I'm thinking, First Amendment notwithstanding, that there ought to be laws that dictate the peaceful comportment of both parties in a traffic stop. In fact, because cops' jobs are, even at best, filled with situations that can too easily turn volatile, I even think that, just as you can be summarily punished for showing contempt for a court, we might also need actual "Contempt of Cop" laws, although with a proviso that the contempt has to be caught on tape, to prevent the law from being abused. I also wonder if there being no law against showing contempt for cops doesn't just invite the cops to take the law into their own hands.

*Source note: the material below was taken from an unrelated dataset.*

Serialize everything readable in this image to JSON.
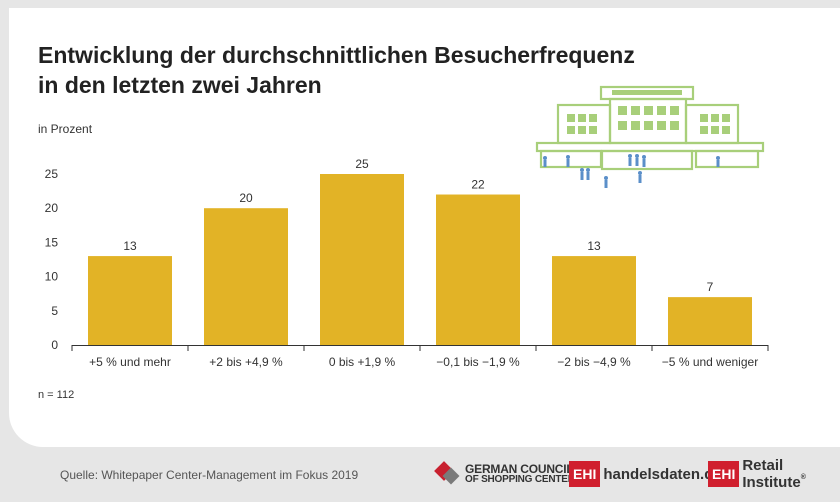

But in the meantime, I should also make clear that telling someone they should behave themselves around cops is like telling some girl that dressing in a very sexy outfit might cause some guy to thinking your inviting him to have sex with you, so he ends up raping you; just as how you are dressed should not excuse him from being arrested, not should you being rude to a cop excuse him for mistreating you.
And yes, I realize how insensitive this all sounds for me to bring this up during this Sandra Bland discussion, so let me just end this with this statement:
I really think Sandra Bland is dead because of illegal treatment by the cops. Someone needs to look into this and, assuming there was actual wrongdoing, punish whoever did the wrong.